Charter Company Acts Now To Avoid Storms

“The time to repair the roof is when the sun is shining.” So said John F. Kennedy in his 1962 State of the Union address, trying to drum up support for his anti-recession policies. As I came across this quote, it got me thinking about today’s market and how we should all be taking advantage of the sunshine to prepare for the days ahead.

I know many business owners are running just to keep pace with demand. People are busy, but your books are strong and optimism is high. That makes this a good time to work ‘on’ your business, not just ‘in’ it. Now is the time to reinvest, shore up weaknesses, and experiment with new business models.

One business we’re working with has been doing just that. We’re taking a private jet charter company to market this spring, and even though business has been good, they’re focused on improvement. In 2018, they worked on making their routes more efficient and increasing cash flow.

While the company offers charter jet services across the western hemisphere, they’ve realized they’re more profitable when they focus on the east coast. They do better flying someone from New York to Baltimore than New York to L.A.

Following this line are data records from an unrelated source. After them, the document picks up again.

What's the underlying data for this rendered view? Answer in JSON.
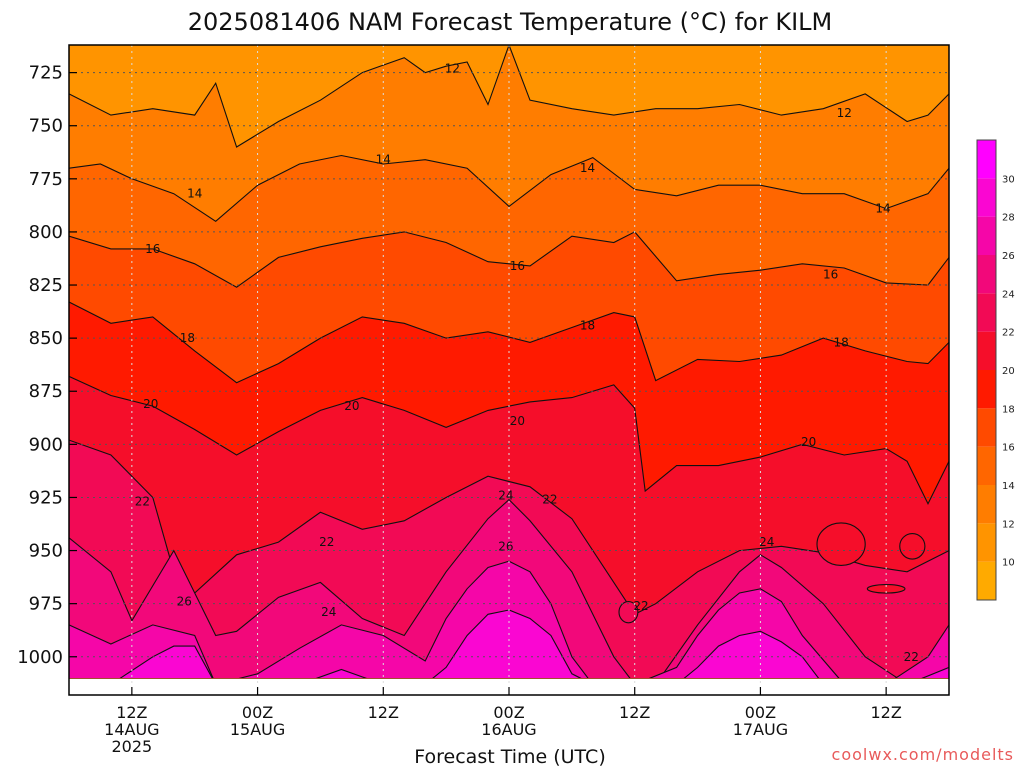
{
  "chart_data": {
    "type": "heatmap",
    "title": "2025081406 NAM Forecast Temperature (°C) for KILM",
    "xlabel": "Forecast Time (UTC)",
    "ylabel": "",
    "credit": "coolwx.com/modelts",
    "y_axis": {
      "ticks": [
        725,
        750,
        775,
        800,
        825,
        850,
        875,
        900,
        925,
        950,
        975,
        1000
      ],
      "range": [
        712,
        1018
      ],
      "inverted": true
    },
    "x_axis": {
      "range_hours": [
        6,
        90
      ],
      "ticks": [
        {
          "hour": 12,
          "lines": [
            "12Z",
            "14AUG",
            "2025"
          ]
        },
        {
          "hour": 24,
          "lines": [
            "00Z",
            "15AUG"
          ]
        },
        {
          "hour": 36,
          "lines": [
            "12Z"
          ]
        },
        {
          "hour": 48,
          "lines": [
            "00Z",
            "16AUG"
          ]
        },
        {
          "hour": 60,
          "lines": [
            "12Z"
          ]
        },
        {
          "hour": 72,
          "lines": [
            "00Z",
            "17AUG"
          ]
        },
        {
          "hour": 84,
          "lines": [
            "12Z"
          ]
        }
      ]
    },
    "grid": true,
    "colorbar": {
      "position": "right",
      "levels": [
        8,
        10,
        12,
        14,
        16,
        18,
        20,
        22,
        24,
        26,
        28,
        30,
        32
      ],
      "tick_labels": [
        "10",
        "12",
        "14",
        "16",
        "18",
        "20",
        "22",
        "24",
        "26",
        "28",
        "30"
      ],
      "colors": [
        "#ffaa00",
        "#ff9400",
        "#ff7d00",
        "#ff6600",
        "#ff4a00",
        "#ff1a00",
        "#f50e2a",
        "#f20a55",
        "#f2087a",
        "#f506a8",
        "#fa06d2",
        "#ff00ff"
      ]
    },
    "contour_levels": [
      12,
      14,
      16,
      18,
      20,
      22,
      24,
      26,
      28,
      30
    ],
    "isotherms": [
      {
        "level": 12,
        "hours": [
          6,
          10,
          14,
          18,
          20,
          22,
          26,
          30,
          34,
          38,
          40,
          42,
          44,
          46,
          48,
          50,
          54,
          58,
          62,
          66,
          70,
          74,
          78,
          82,
          86,
          88,
          90
        ],
        "pressure": [
          735,
          745,
          742,
          745,
          730,
          760,
          748,
          738,
          725,
          718,
          725,
          722,
          720,
          740,
          712,
          738,
          742,
          745,
          742,
          742,
          740,
          745,
          742,
          735,
          748,
          745,
          735
        ]
      },
      {
        "level": 14,
        "hours": [
          6,
          9,
          12,
          16,
          20,
          24,
          28,
          32,
          36,
          40,
          44,
          48,
          52,
          56,
          60,
          64,
          68,
          72,
          76,
          80,
          84,
          88,
          90
        ],
        "pressure": [
          770,
          768,
          775,
          782,
          795,
          778,
          768,
          764,
          768,
          766,
          770,
          788,
          773,
          765,
          780,
          783,
          778,
          778,
          782,
          782,
          789,
          782,
          770
        ]
      },
      {
        "level": 16,
        "hours": [
          6,
          10,
          14,
          18,
          22,
          26,
          30,
          34,
          38,
          42,
          46,
          50,
          54,
          58,
          60,
          64,
          68,
          72,
          76,
          80,
          84,
          88,
          90
        ],
        "pressure": [
          802,
          808,
          808,
          815,
          826,
          812,
          807,
          803,
          800,
          805,
          814,
          816,
          802,
          805,
          800,
          823,
          820,
          818,
          815,
          817,
          824,
          825,
          812
        ]
      },
      {
        "level": 18,
        "hours": [
          6,
          10,
          14,
          18,
          22,
          26,
          30,
          34,
          38,
          42,
          46,
          50,
          54,
          58,
          60,
          62,
          66,
          70,
          74,
          78,
          82,
          86,
          88,
          90
        ],
        "pressure": [
          833,
          843,
          840,
          856,
          871,
          862,
          850,
          840,
          843,
          850,
          847,
          852,
          845,
          838,
          840,
          870,
          860,
          861,
          858,
          850,
          856,
          861,
          862,
          852
        ]
      },
      {
        "level": 20,
        "hours": [
          6,
          10,
          14,
          18,
          22,
          26,
          30,
          34,
          38,
          42,
          46,
          50,
          54,
          58,
          60,
          61,
          64,
          68,
          72,
          76,
          80,
          84,
          86,
          88,
          90
        ],
        "pressure": [
          868,
          877,
          882,
          893,
          905,
          894,
          884,
          878,
          884,
          892,
          884,
          880,
          878,
          872,
          883,
          922,
          910,
          910,
          906,
          900,
          905,
          902,
          908,
          928,
          908
        ]
      },
      {
        "level": 22,
        "hours": [
          6,
          10,
          14,
          16,
          18,
          22,
          26,
          30,
          34,
          38,
          42,
          46,
          50,
          54,
          58,
          60,
          62,
          66,
          70,
          74,
          78,
          82,
          86,
          90
        ],
        "pressure": [
          898,
          905,
          925,
          960,
          970,
          952,
          946,
          932,
          940,
          936,
          925,
          915,
          920,
          935,
          965,
          980,
          975,
          960,
          950,
          948,
          951,
          957,
          960,
          950
        ]
      },
      {
        "level": 24,
        "hours": [
          6,
          10,
          12,
          16,
          20,
          22,
          26,
          30,
          34,
          38,
          42,
          46,
          48,
          50,
          54,
          58,
          60,
          62,
          66,
          70,
          72,
          74,
          78,
          82,
          86,
          90
        ],
        "pressure": [
          944,
          960,
          983,
          950,
          990,
          988,
          972,
          965,
          982,
          990,
          960,
          935,
          926,
          936,
          960,
          1000,
          1013,
          1013,
          985,
          960,
          952,
          958,
          975,
          1000,
          1013,
          1000
        ]
      },
      {
        "level": 26,
        "hours": [
          6,
          10,
          14,
          18,
          20,
          24,
          28,
          32,
          36,
          40,
          42,
          44,
          46,
          48,
          50,
          52,
          54,
          56,
          60,
          64,
          66,
          68,
          70,
          72,
          74,
          76,
          80,
          84,
          88,
          90
        ],
        "pressure": [
          985,
          994,
          985,
          990,
          1013,
          1008,
          996,
          985,
          990,
          1002,
          982,
          968,
          958,
          955,
          960,
          975,
          1000,
          1013,
          1013,
          1005,
          990,
          978,
          970,
          968,
          974,
          990,
          1013,
          1013,
          1000,
          985
        ]
      },
      {
        "level": 28,
        "hours": [
          6,
          10,
          14,
          16,
          18,
          20,
          24,
          28,
          32,
          36,
          40,
          42,
          44,
          46,
          48,
          50,
          52,
          54,
          56,
          60,
          64,
          66,
          68,
          70,
          72,
          74,
          76,
          78,
          82,
          86,
          90
        ],
        "pressure": [
          1013,
          1013,
          1000,
          995,
          995,
          1013,
          1013,
          1013,
          1006,
          1013,
          1013,
          1005,
          990,
          980,
          978,
          982,
          990,
          1008,
          1013,
          1013,
          1013,
          1005,
          995,
          990,
          988,
          993,
          1000,
          1013,
          1013,
          1013,
          1005
        ]
      }
    ],
    "contour_labels": [
      {
        "text": "12",
        "hour": 42.6,
        "pressure": 723
      },
      {
        "text": "12",
        "hour": 80.0,
        "pressure": 744
      },
      {
        "text": "14",
        "hour": 36.0,
        "pressure": 766
      },
      {
        "text": "14",
        "hour": 18.0,
        "pressure": 782
      },
      {
        "text": "14",
        "hour": 55.5,
        "pressure": 770
      },
      {
        "text": "14",
        "hour": 83.7,
        "pressure": 789
      },
      {
        "text": "16",
        "hour": 14.0,
        "pressure": 808
      },
      {
        "text": "16",
        "hour": 48.8,
        "pressure": 816
      },
      {
        "text": "16",
        "hour": 78.7,
        "pressure": 820
      },
      {
        "text": "18",
        "hour": 17.3,
        "pressure": 850
      },
      {
        "text": "18",
        "hour": 55.5,
        "pressure": 844
      },
      {
        "text": "18",
        "hour": 79.7,
        "pressure": 852
      },
      {
        "text": "20",
        "hour": 13.8,
        "pressure": 881
      },
      {
        "text": "20",
        "hour": 33.0,
        "pressure": 882
      },
      {
        "text": "20",
        "hour": 48.8,
        "pressure": 889
      },
      {
        "text": "20",
        "hour": 76.6,
        "pressure": 899
      },
      {
        "text": "22",
        "hour": 13.0,
        "pressure": 927
      },
      {
        "text": "22",
        "hour": 30.6,
        "pressure": 946
      },
      {
        "text": "22",
        "hour": 51.9,
        "pressure": 926
      },
      {
        "text": "22",
        "hour": 60.6,
        "pressure": 976
      },
      {
        "text": "22",
        "hour": 86.4,
        "pressure": 1000
      },
      {
        "text": "24",
        "hour": 47.7,
        "pressure": 924
      },
      {
        "text": "24",
        "hour": 30.8,
        "pressure": 979
      },
      {
        "text": "24",
        "hour": 72.6,
        "pressure": 946
      },
      {
        "text": "26",
        "hour": 47.7,
        "pressure": 948
      },
      {
        "text": "26",
        "hour": 17.0,
        "pressure": 974
      }
    ],
    "warm_pockets": [
      {
        "level": 20,
        "center_hour": 79.7,
        "center_pressure": 947,
        "half_width_hours": 2.3,
        "half_height_pressure": 10
      },
      {
        "level": 20,
        "center_hour": 86.5,
        "center_pressure": 948,
        "half_width_hours": 1.2,
        "half_height_pressure": 6
      },
      {
        "level": 20,
        "center_hour": 84.0,
        "center_pressure": 968,
        "half_width_hours": 1.8,
        "half_height_pressure": 2
      },
      {
        "level": 22,
        "center_hour": 59.4,
        "center_pressure": 979,
        "half_width_hours": 0.9,
        "half_height_pressure": 5
      }
    ],
    "ground": {
      "pressure_top": 1010,
      "color": "#a0522d"
    }
  }
}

They started working with their brokers and made more of an effort to route their planes accordingly. They’ll still fly coast to coast, or further, but they’ve updated their pricing for extended flights while offering more competitive rates for the east coast market.

With about seven months of data to review, the new business model is proving out. In fact, this jet business is now about $1000 per hour more profitable than before. Extended out over multiple jets, each one averaging about 60 hours per month, that’s a significant addition to the bottom line.

At the same time, the business shifted its asset strategy, moving several planes from leased to owned. Careful financial analysis showed they’d be better off paying debt service versus a lease.

We typically don’t advise adding a bunch of debt right before you go to market, but in this case the move made sense. Early reports from their CPA indicate the business will be adding $2 million to $3 million in additional cash flow this year just because of this move. The new approach should prove more attractive to buyers and rising EBITDA will have a positive impact on sale price.

If you would have asked me in 2015 if we’d still be in a strong M&A market today, I wouldn’t have bet on it. The last two good market cycles lasted just two and a half years each, and now we’re in year five and counting.

Good times don’t last forever. Strong markets are an opportunity to experiment and change. That way, when the downturn comes, you’ll be better able to weather the storm.